Die Geschichte von Canned Heat erzählt von unwahrscheinlichem Triumph und fast vorhersehbarer Tragödie. Auf ihrem Zenit in den späten 60ern schwamm diese urtümlichste aller Bands gegen den Strom der Gegenkultur. Wo ihre Zeitgenossen sich in immer wilderen lysergischen Kreisen drehten, waren The Heat Blues’n’Boogie-Prediger, die Amerikas musikalische Vergangenheit auf fast wissenschaftliche Art mit ihrer Gegenwart verbanden. Ihre bekanntesten Hits, ›On The Road Again‹, ›Going Up The Country‹ (beide 1968) und ›Let’s Work Together‹ (1970) sind bis heute Radioklassiker, auch wenn die besten Alben der Band – BOOGIE WITH CANNED HEAT, LIVING THE BLUES, HALLELUJAH und FUTURE BLUES (alle zwischen 1968 und 1970 erschienen) praktisch vergessen sind.
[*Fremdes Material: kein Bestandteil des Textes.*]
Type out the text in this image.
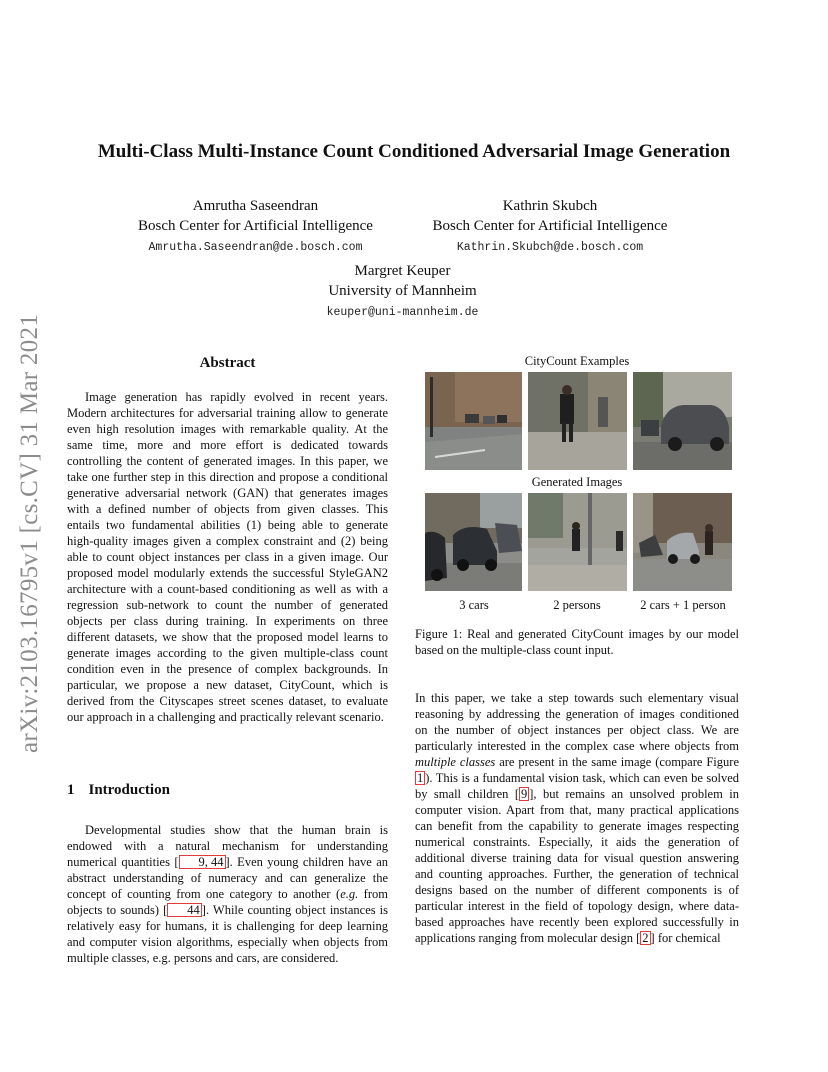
arXiv:2103.16795v1 [cs.CV] 31 Mar 2021
Multi-Class Multi-Instance Count Conditioned Adversarial Image Generation
Amrutha Saseendran
Bosch Center for Artificial Intelligence
Amrutha.Saseendran@de.bosch.com
Kathrin Skubch
Bosch Center for Artificial Intelligence
Kathrin.Skubch@de.bosch.com
Margret Keuper
University of Mannheim
keuper@uni-mannheim.de
Abstract

Image generation has rapidly evolved in recent years. Modern architectures for adversarial training allow to generate even high resolution images with remarkable quality. At the same time, more and more effort is dedicated towards controlling the content of generated images. In this paper, we take one further step in this direction and propose a conditional generative adversarial network (GAN) that generates images with a defined number of objects from given classes. This entails two fundamental abilities (1) being able to generate high-quality images given a complex constraint and (2) being able to count object instances per class in a given image. Our proposed model modularly extends the successful StyleGAN2 architecture with a count-based conditioning as well as with a regression sub-network to count the number of generated objects per class during training. In experiments on three different datasets, we show that the proposed model learns to generate images according to the given multiple-class count condition even in the presence of complex backgrounds. In particular, we propose a new dataset, CityCount, which is derived from the Cityscapes street scenes dataset, to evaluate our approach in a challenging and practically relevant scenario.

1 Introduction

Developmental studies show that the human brain is endowed with a natural mechanism for understanding numerical quantities [ 9, 44 ]. Even young children have an abstract understanding of numeracy and can generalize the concept of counting from one category to another (e.g. from objects to sounds) [ 44 ]. While counting object instances is relatively easy for humans, it is challenging for deep learning and computer vision algorithms, especially when objects from multiple classes, e.g. persons and cars, are considered.

CityCount Examples
Generated Images
3 cars	2 persons	2 cars + 1 person
Figure 1: Real and generated CityCount images by our model based on the multiple-class count input.

In this paper, we take a step towards such elementary visual reasoning by addressing the generation of images conditioned on the number of object instances per object class. We are particularly interested in the complex case where objects from multiple classes are present in the same image (compare Figure 1 ). This is a fundamental vision task, which can even be solved by small children [ 9 ], but remains an unsolved problem in computer vision. Apart from that, many practical applications can benefit from the capability to generate images respecting numerical constraints. Especially, it aids the generation of additional diverse training data for visual question answering and counting approaches. Further, the generation of technical designs based on the number of different components is of particular interest in the field of topology design, where data-based approaches have recently been explored successfully in applications ranging from molecular design [ 2 ] for chemical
Doch in dieser Story geht es um mehr als ihre Musik. Es ist unmöglich, die Band vom Schicksal ihrer beiden wichtigsten Mitglieder zu trennen. Alan „Blind Owl“ Wilson und Bob „The Bear“ Hite mögen im Abstand von elf Jahren gestorben sein, doch sie verkörpern die dunkle Seite der 60er genauso wie Jimi, Janis oder jedes andere Opfer jener Ära. Der Unterschied ist, dass ihr Ruf nicht posthum aufpoliert wurde.
Canned Heat waren seit ihrer Hochzeit nicht mehr angesagt. Doch ihr klassisches Line-up aus Wilson, Hite, Fito, Vestine und Bassist Larry „The Mole“ Taylor war von solcher Integrität und Authentizität, dass die Band eine Neubewertung verdient. Ihre chaotische und tragische Geschichte zu verstehen, ist allerdings etwas völlig anderes.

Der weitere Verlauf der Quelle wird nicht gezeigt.